Friday, 19 June 2009

Julia versus Anthony.

Does good food-writing have a gender?

One of my goals for 2009 is to develop my skills at writing about food; toward that end, I've been trying to read more food writing by a diverse selection of writers, chefs, and restaurant reviewers. And in early days of this process, I seem to have struck on something: I don't like male food writing.

To explain what is probably an unfair generalization, let me compare two very different works: My Life in France by Julia Child, and A Cook's Tour by Anthony Bourdain.

I completed My Life in France last week, and though the book was almost entirely set in France (a country that doesn't particularly interest me much), and while the stories are all about French food (which I'm not crazy about), I enjoyed the book. I started A Cook's Tour two days ago, and though the book is set in many countries around the world (several of which really interest me), and it covers both Vietnamese and Cambodian cuisine (both of which I strongly enjoy), I'm having trouble pushing myself to get past the third chapter. The difference, I think, is in their attitudes toward food.

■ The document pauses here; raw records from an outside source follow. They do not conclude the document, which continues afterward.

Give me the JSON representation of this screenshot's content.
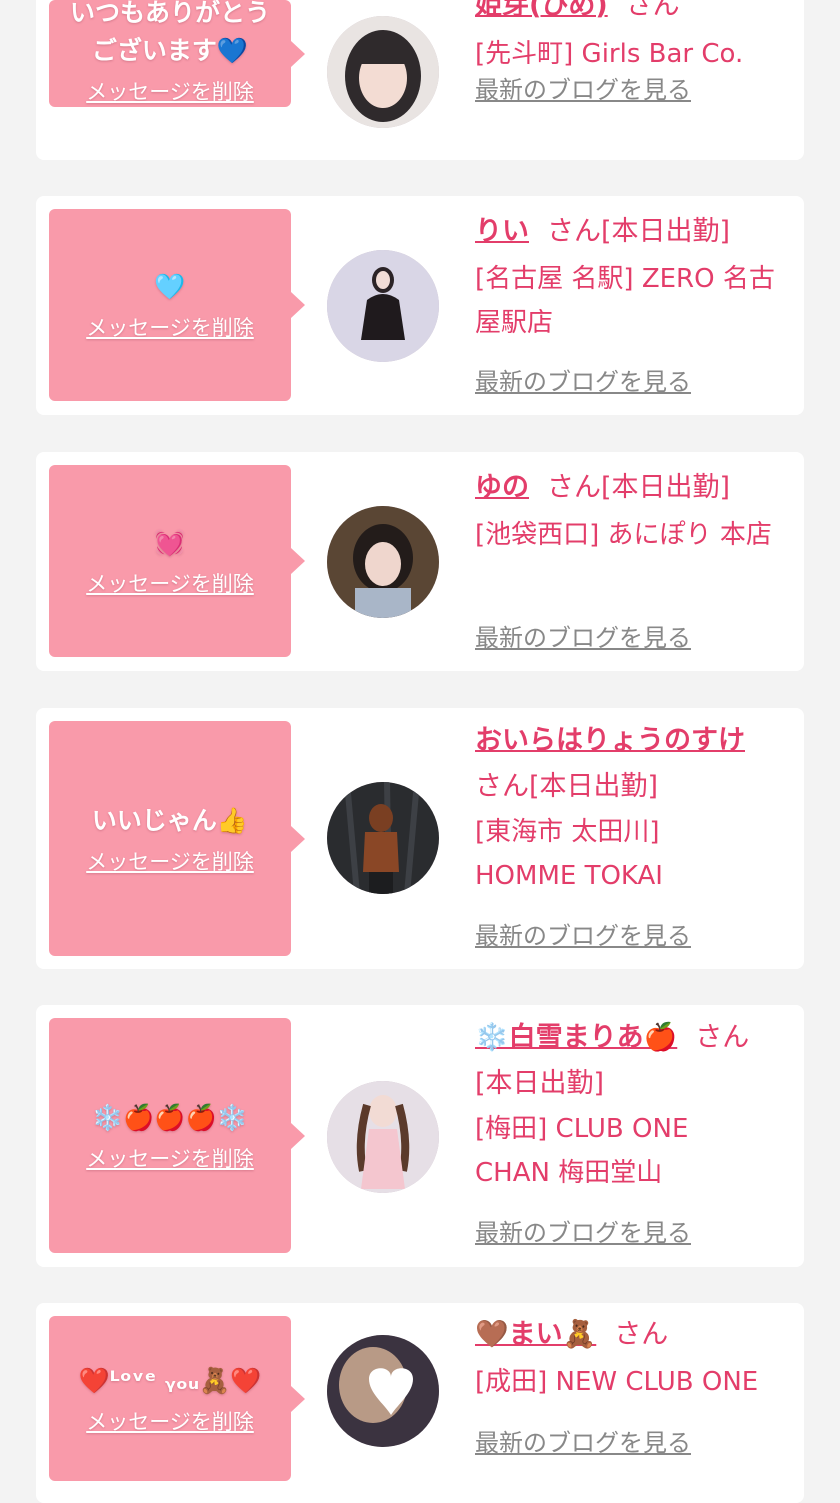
{
  "delete_label": "メッセージを削除",
  "blog_label": "最新のブログを見る",
  "honorific": "さん",
  "colors": {
    "bubble": "#f99aaa",
    "accent": "#e33d6a",
    "link_gray": "#888888",
    "background": "#f3f3f3"
  },
  "cards": [
    {
      "message": "いつもありがとう\nございます💙",
      "girl_name": "姫芽(ひめ)",
      "status": "",
      "shop": "[先斗町] Girls Bar Co."
    },
    {
      "message": "🩵",
      "girl_name": "りい",
      "status": "[本日出勤]",
      "shop": "[名古屋 名駅] ZERO 名古屋駅店"
    },
    {
      "message": "💓",
      "girl_name": "ゆの",
      "status": "[本日出勤]",
      "shop": "[池袋西口] あにぽり 本店"
    },
    {
      "message": "いいじゃん👍",
      "girl_name": "おいらはりょうのすけ",
      "status": "[本日出勤]",
      "shop": "[東海市 太田川] HOMME TOKAI"
    },
    {
      "message": "❄️🍎🍎🍎❄️",
      "girl_name": "❄️白雪まりあ🍎",
      "status": "[本日出勤]",
      "shop": "[梅田] CLUB ONE CHAN 梅田堂山"
    },
    {
      "message": "❤️ᴸᵒᵛᵉ ᵧₒᵤ🧸❤️",
      "girl_name": "🤎まい🧸",
      "status": "",
      "shop": "[成田] NEW CLUB ONE"
    }
  ]
}
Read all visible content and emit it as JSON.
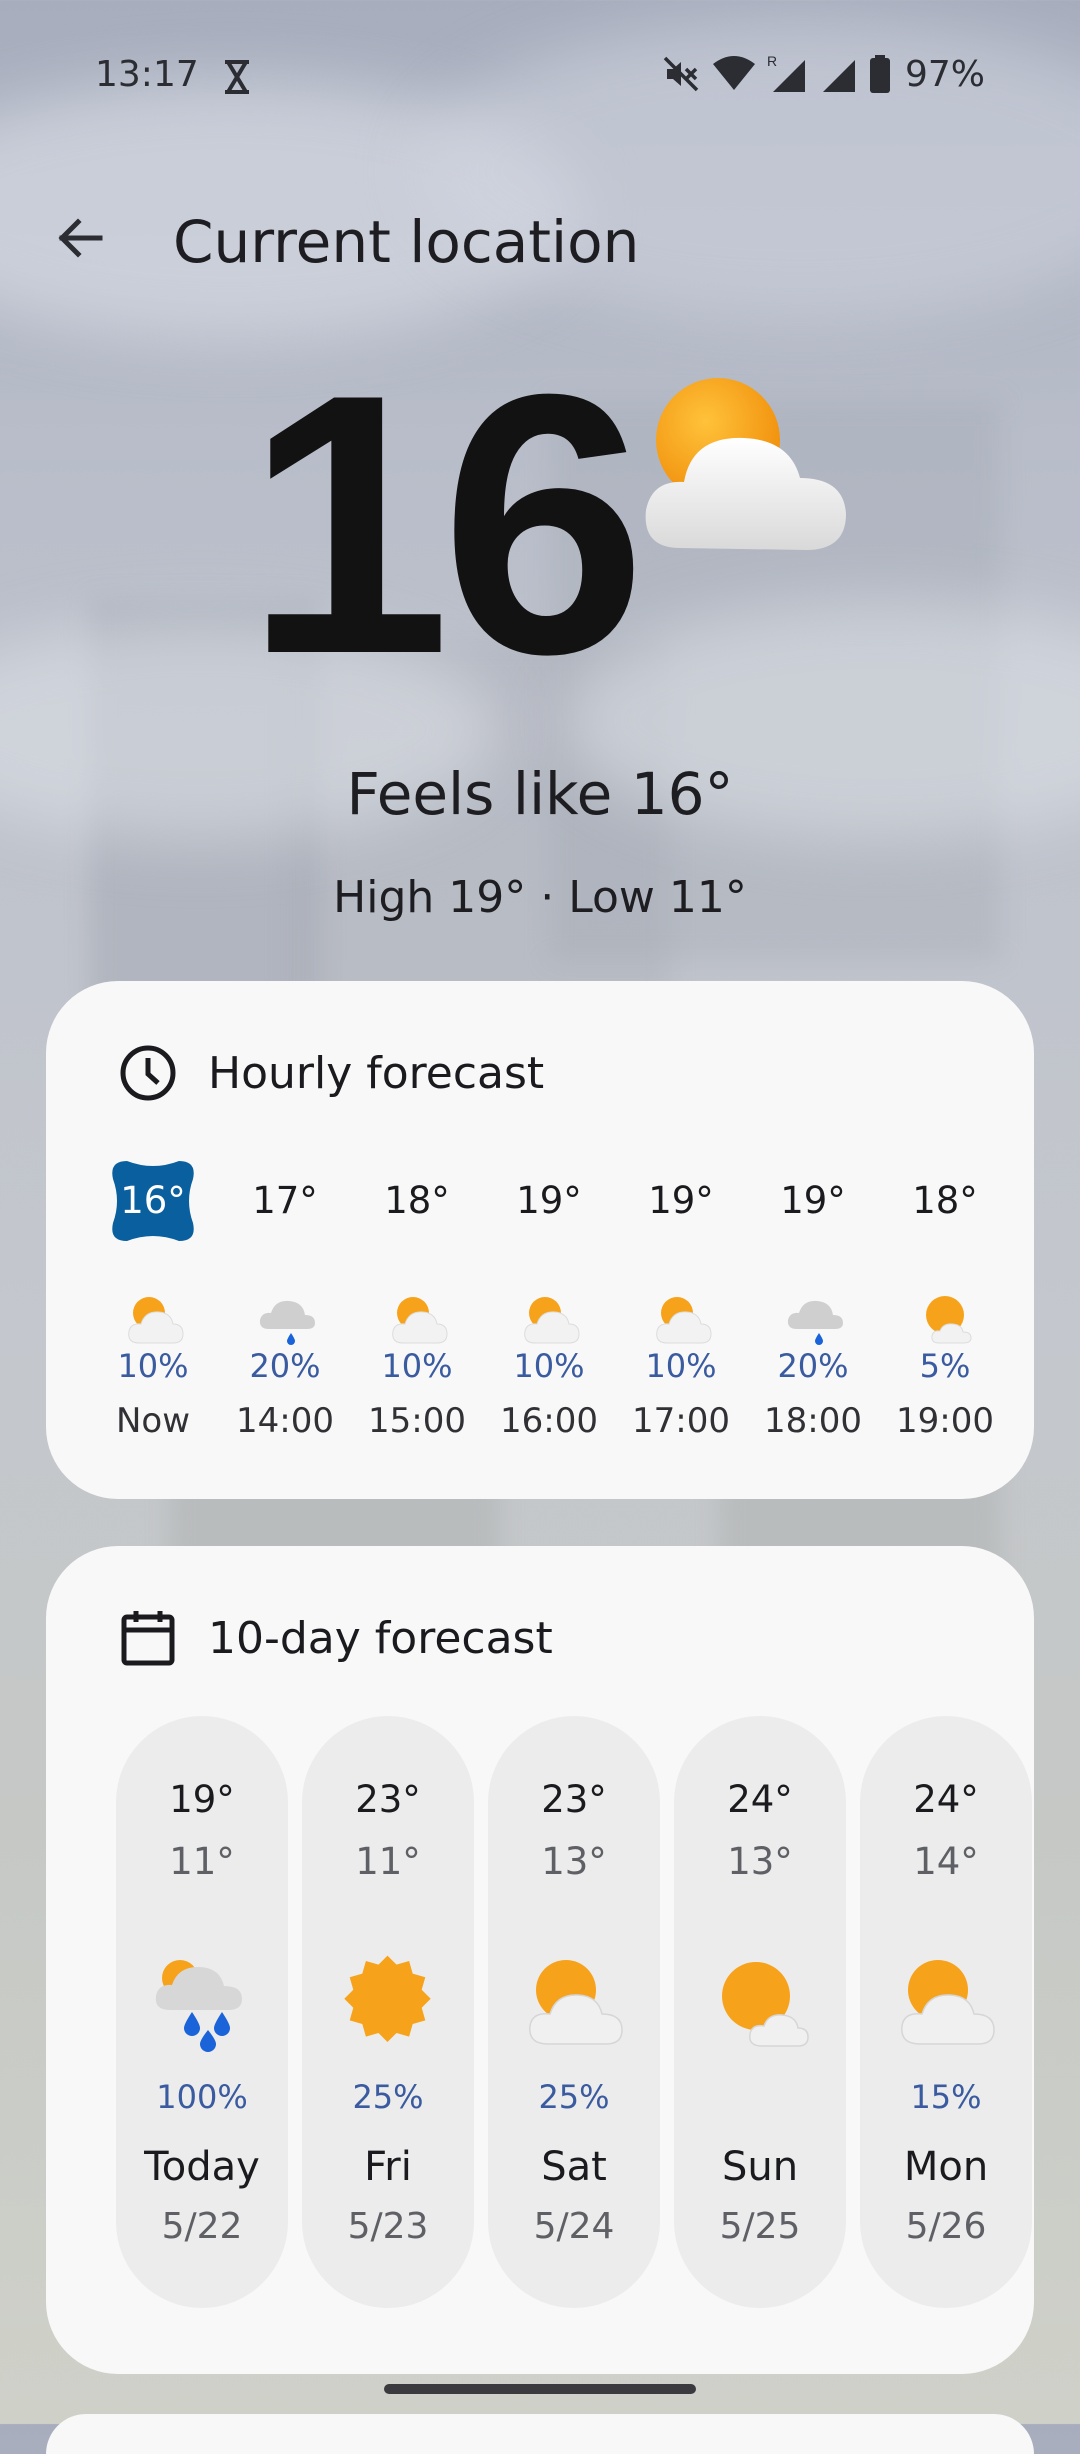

In My Life in France, Julia describes how she developed a deep love and passion for the culture and cuisine of Franceover a decade living in Paris and Marseille. Food plays a prominent role in every chapter, as her husband introduces her to the flavors of France, as she comes to know Paris through its bistros and food artisans, and as she cooks staggering meals in her awkward kitchen. She is always eating, but it's not just about the food; it is a means of connecting to others, and of experiencing the world.